As well, industry advisors are working diligently to uncover leads in emerging and growing industries.
The Career Services team has also expanded their offerings to address some of the unique challenges faced by new graduates and current students. These include a weekly drop-in job search group, which students across the School can join virtually to share leads, discuss recent successes and seek advice. Additionally, each week, the Career Services team, with support from the Alumni Engagement team, hosts a virtual alumni coffee chat, where Rotman grads return to share insights and their experiences working in a specific industry. As well, the School has reached out to its vast alumni network about hiring new grads.
Across the School, students have been benefited from these programs.
While job searching, Penny Du (MFin ‘20) — who recently accepted a 12-month internship with Credit Suisse — attended several online careers workshops, alumni coffee chats, and frequently checked in with her career consultant.
She found the virtual job search groups at Rotman especially valuable.
“Searching for a job during a global pandemic is challenging,” says Du. “The weekly check-ins with other grads reminded me that I wasn’t the only one going through this.”
Persistence was key for John Kapageridis (EMBA ‘21), who started his job search months before the pandemic. He kept in touch with his career consultant at Rotman, who helped him customize his resume and coached him throughout the job hunt.
“I learned a lot about how to approach job searching,” says Kapageridis, who recently accepted a new role at Rockwell Automation. “Throughout it all, it was reassuring to know that my career coach was there to help.”

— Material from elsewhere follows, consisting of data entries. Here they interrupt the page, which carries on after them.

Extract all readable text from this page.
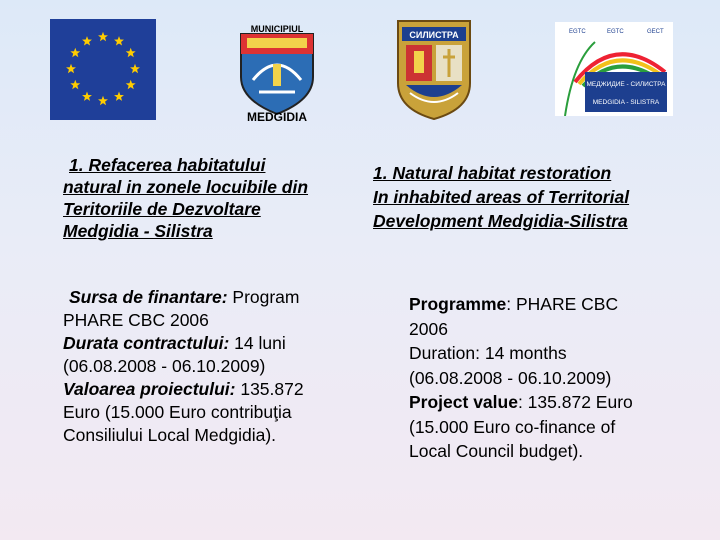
MUNICIPIUL
MEDGIDIA
СИЛИСТРА	EGTC	EGTC	GECT
МЕДЖИДИЕ - СИЛИСТРА
MEDGIDIA - SILISTRA
1. Refacerea habitatului
natural in zonele locuibile din
Teritoriile de Dezvoltare
Medgidia - Silistra
1. Natural habitat restoration
In inhabited areas of Territorial
Development Medgidia-Silistra
Sursa de finantare: Program
PHARE CBC 2006
Durata contractului: 14 luni
(06.08.2008 - 06.10.2009)
Valoarea proiectului: 135.872
Euro (15.000 Euro contribuţia
Consiliului Local Medgidia).
Programme: PHARE CBC
2006
Duration: 14 months
(06.08.2008 - 06.10.2009)
Project value: 135.872 Euro
(15.000 Euro co-finance of
Local Council budget).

Keep networking and leveraging the Rotman community
As many new grads and students have learned, in good times and bad, the Rotman community is eager to lend a land.
Viveck Panjabi (MBA ‘20) has seen it happen countless times.
Viveck Panjabi (MBA ‘20)
A few weeks into his MBA program, Panjabi knew he wanted to work in finance, and the Rotman community was there to help. When he needed to prepare a written stock pitch for an internship he was up for, many of his classmates offered to look over early drafts and provide tips on how to format and organize his arguments. His professors contributed helpful advice — whether it was on how to build and maintain relationships with new contacts (Professor Dan Richards) or how to craft the perfect presentation for investors (Professor Maureen Stapleton). His career consultant kept tabs on him throughout his job search, encouraging him to keep focused.
“When things get back to normal, you want to be the first person your contacts think of when there’s an opportunity.”
—Viveck Panjabi, MBA ‘20
“All of the advice was valuable. When I met for coffee chats, I could demonstrate my knowledge and foster those relationships effectively,” says Panjabi, who estimates that he met with at least 200 different contacts — from big banks to boutique firms — during his MBA program.
When the pandemic hit, Panjabi didn’t panic. He had been playing the long game, and he was hopeful that his efforts would pay off. They did.
A few weeks into the economic shutdown, he received an unexpected offer. Weeks before, Panjabi had interviewed for a position that hadn’t panned out. However, his interviewer remembered him and offered him a new role at a company he had just joined.
A few days after his final exams, he joined Stifel as an equity research associate in metals and mining. This job checks all the boxes on his list. He’s working for a major organization in equity research, granted a lot of responsibility and learning a lot about an exciting sector.
He doesn’t feel like the exception. He is confident his classmates will find success soon. His advice is simple: tap into the Rotman network and go and keep meeting (virtually) with people.
“It’s important to remember that this is temporary. Keep networking and reaching out to people,” he says. “When things get back to normal, you want to be the first person your contacts think of when there’s an opportunity.”